ACM Neto – O meu horizonte, claro, para 2022. Em que posição do time eu vou jogar ainda não está definida. O mais provável é uma disputa para o governo do Estado. Mas muita água ainda vai correr por debaixo da ponte. Não sou de colocar o carro na frente dos bois. O que posso garantir é que, nos próximos dois anos, eu vou trabalhar muito. Não me vejo acordar uma segunda-feira sem agenda. Não me vejo não trabalhando pelo menos 12 horas por dia. Isso é da minha vida, da minha natureza. Vou trabalhar muito. Vou ter um escritório político que será na sede do Democratas na Bahia. Já estamos definindo essa estrutura. Vou fazer a organização do partido na Bahia ao lado do presidente do partido, Paulo Azi. Vou dialogar com outros partidos da minha base. Vou dedicar um bom tempo para atualizar o meu conhecimento sobre o interior. Sempre tive uma relação muito forte com o interior, mas há oito anos estou mergulhado em Salvador. Vou montar uma equipe técnica de profissionais da Bahia e fora da Bahia para estudar o estado, para estudar o presente e pensar alternativas para o futuro. Vou fazer trabalho nacional. Estarei toda semana em Brasília pela presidência do partido, ajudando a estruturar um projeto do Democratas para 22. Então, não vai faltar trabalho.

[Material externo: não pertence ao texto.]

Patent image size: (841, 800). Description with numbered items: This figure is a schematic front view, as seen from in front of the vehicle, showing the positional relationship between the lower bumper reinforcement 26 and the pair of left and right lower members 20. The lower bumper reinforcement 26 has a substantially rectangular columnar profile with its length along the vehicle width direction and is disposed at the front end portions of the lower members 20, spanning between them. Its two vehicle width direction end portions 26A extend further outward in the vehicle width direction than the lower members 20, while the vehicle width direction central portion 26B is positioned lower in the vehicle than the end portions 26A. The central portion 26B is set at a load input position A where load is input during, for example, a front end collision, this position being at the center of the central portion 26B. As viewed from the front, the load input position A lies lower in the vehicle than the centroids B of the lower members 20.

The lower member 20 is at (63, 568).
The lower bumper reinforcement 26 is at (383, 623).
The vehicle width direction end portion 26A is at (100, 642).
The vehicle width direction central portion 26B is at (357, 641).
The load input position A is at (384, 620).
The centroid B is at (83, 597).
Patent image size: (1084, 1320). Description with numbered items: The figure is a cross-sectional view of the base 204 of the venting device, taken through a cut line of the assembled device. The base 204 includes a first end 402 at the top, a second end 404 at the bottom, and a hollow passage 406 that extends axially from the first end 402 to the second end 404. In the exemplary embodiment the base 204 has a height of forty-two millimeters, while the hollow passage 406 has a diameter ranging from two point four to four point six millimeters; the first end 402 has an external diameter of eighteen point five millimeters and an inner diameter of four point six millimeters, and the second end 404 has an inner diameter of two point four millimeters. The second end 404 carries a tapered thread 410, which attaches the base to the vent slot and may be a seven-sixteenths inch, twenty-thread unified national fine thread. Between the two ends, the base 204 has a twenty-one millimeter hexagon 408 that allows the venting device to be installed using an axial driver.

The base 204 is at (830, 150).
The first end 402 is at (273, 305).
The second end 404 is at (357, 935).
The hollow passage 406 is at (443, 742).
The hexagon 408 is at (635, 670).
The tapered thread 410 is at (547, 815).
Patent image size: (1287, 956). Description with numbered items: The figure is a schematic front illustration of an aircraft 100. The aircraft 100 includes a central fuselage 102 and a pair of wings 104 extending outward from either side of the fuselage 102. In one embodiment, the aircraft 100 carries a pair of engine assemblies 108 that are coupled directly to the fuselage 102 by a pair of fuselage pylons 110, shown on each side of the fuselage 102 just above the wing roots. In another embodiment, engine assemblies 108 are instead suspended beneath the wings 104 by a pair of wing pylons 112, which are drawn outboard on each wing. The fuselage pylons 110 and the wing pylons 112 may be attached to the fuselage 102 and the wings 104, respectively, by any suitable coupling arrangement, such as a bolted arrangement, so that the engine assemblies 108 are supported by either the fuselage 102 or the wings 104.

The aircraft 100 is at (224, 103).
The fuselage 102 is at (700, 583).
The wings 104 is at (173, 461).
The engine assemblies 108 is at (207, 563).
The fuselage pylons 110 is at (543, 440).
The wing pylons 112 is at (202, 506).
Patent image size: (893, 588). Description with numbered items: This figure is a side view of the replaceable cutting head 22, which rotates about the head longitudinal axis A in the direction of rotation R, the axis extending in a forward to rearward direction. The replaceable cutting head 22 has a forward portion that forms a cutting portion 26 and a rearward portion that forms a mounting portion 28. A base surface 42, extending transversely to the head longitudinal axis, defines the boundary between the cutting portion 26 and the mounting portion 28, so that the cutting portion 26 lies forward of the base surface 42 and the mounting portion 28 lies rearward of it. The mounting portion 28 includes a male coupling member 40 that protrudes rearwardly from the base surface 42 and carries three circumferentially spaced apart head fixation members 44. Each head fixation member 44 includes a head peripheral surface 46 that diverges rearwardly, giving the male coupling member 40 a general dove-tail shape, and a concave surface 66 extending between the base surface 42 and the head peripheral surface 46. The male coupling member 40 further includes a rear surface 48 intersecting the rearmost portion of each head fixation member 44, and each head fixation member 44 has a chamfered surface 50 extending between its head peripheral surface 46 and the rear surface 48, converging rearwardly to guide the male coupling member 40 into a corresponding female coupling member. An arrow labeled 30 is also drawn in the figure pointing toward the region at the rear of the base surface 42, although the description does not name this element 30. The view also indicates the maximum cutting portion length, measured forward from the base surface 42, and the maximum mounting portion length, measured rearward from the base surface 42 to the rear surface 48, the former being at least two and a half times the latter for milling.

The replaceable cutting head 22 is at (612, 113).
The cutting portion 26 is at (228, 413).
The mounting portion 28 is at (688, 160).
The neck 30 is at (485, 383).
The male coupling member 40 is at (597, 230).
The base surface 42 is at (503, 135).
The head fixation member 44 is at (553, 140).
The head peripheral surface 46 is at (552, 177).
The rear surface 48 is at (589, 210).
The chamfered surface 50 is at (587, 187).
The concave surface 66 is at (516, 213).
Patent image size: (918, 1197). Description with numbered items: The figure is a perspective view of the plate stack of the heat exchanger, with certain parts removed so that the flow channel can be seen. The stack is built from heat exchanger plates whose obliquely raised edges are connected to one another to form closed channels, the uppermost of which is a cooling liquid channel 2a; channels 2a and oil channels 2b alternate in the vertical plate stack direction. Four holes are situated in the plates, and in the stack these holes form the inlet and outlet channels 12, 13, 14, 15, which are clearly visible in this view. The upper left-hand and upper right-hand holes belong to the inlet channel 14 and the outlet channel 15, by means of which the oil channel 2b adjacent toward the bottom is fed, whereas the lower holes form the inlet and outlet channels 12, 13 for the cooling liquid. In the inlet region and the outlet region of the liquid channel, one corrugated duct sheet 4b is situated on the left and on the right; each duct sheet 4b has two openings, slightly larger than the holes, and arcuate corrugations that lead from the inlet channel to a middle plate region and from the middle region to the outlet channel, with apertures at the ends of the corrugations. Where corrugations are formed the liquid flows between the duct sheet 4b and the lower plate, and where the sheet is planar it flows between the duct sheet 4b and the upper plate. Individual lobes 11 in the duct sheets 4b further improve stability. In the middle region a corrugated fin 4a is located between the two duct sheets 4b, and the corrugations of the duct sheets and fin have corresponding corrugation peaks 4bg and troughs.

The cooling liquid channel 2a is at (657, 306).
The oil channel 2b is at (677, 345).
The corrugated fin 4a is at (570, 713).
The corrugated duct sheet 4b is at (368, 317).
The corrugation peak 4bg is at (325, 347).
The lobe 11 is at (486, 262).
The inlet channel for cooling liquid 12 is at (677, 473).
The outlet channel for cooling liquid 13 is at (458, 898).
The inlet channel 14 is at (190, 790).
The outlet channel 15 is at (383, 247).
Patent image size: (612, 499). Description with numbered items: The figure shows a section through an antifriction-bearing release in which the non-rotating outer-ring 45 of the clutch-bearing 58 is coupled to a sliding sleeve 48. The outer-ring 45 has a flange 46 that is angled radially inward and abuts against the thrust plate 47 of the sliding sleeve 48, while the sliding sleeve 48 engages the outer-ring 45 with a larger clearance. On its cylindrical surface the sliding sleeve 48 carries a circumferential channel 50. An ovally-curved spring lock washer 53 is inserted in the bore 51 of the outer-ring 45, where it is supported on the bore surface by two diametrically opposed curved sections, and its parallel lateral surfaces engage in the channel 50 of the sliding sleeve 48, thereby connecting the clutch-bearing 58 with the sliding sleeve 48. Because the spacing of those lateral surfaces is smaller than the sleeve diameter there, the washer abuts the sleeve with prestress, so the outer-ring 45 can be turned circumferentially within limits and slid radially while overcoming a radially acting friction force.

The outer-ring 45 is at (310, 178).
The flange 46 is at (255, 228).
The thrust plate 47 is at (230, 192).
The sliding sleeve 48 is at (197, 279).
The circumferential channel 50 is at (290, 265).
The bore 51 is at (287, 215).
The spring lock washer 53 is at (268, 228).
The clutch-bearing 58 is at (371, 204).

Tribuna – Quem são hoje os seus conselheiros políticos?
ACM Neto – Eu converso com muita gente dentro e fora da política. Não tenho conselheiros apenas na política. Às vezes, o sujeito que está fora da política lhe ajuda a enxergar numa perspectiva que você, dentro da política, não está vendo. Agora, dentro da política, tem muita gente que converso, deputados, colegas de partidos. Eu ouço muito. Essa é uma virtude que tenho. Eu sei que não conheço tudo. E, antes de tomar qualquer decisão importante, eu procuro ouvir. Se eu citasse uma pessoa, eu estaria excluindo várias outras. Então, seria injusto com as que não forem citadas.
Tribuna – Quais as figuras políticas que o senhor admira, além do ex-senador ACM, seu avô?
ACM Neto – Tenho admiração a algumas personalidades da vida pública tanto contemporâneas como passadas. São líderes que, de certa forma, nos inspiram e que a gente procura se espelhar.
Um exemplo do passado é Churchill. É o cara que eu já li as biografias todas dele, assisti vários filmes. Para mim, foi um líder marcante. Na atualidade, no plano internacional, eu admiro muito tanto o Barack Obama quanto a Angela Merkel. São dois líderes de primeira linha na política internacional, contemporânea. No Brasil, se eu começar falar, eu vou ser injusto. Aí procuro ficar mais reservado neste caso.
Tribuna – O senhor acha que da família Magalhães sairá mais políticos? Suas filhas manifestam interesse pela política?
ACM Neto – Depende (risos). Minha filha mais velha gosta muito de política. Ela é muito politizada, acompanha. Interessante porque, como não consigo assistir o horário eleitoral no horário certo, eu assisto pelo telefone mais tarde. E ela faz questão de assistir todo dia comigo, opina, tem posições muito forte. Ela gosta muito de política. Agora, no futuro se ela vai ser ou não vai ser (política), não é uma decisão minha. Será uma decisão dela. Se me perguntar: você vai preparar uma filha ou um filho seu para política? Não, nesta perspectiva, não. Mas, se um dia uma filha minha quiser, tiver disposta a entrar na política, ela terá todo o meu apoio.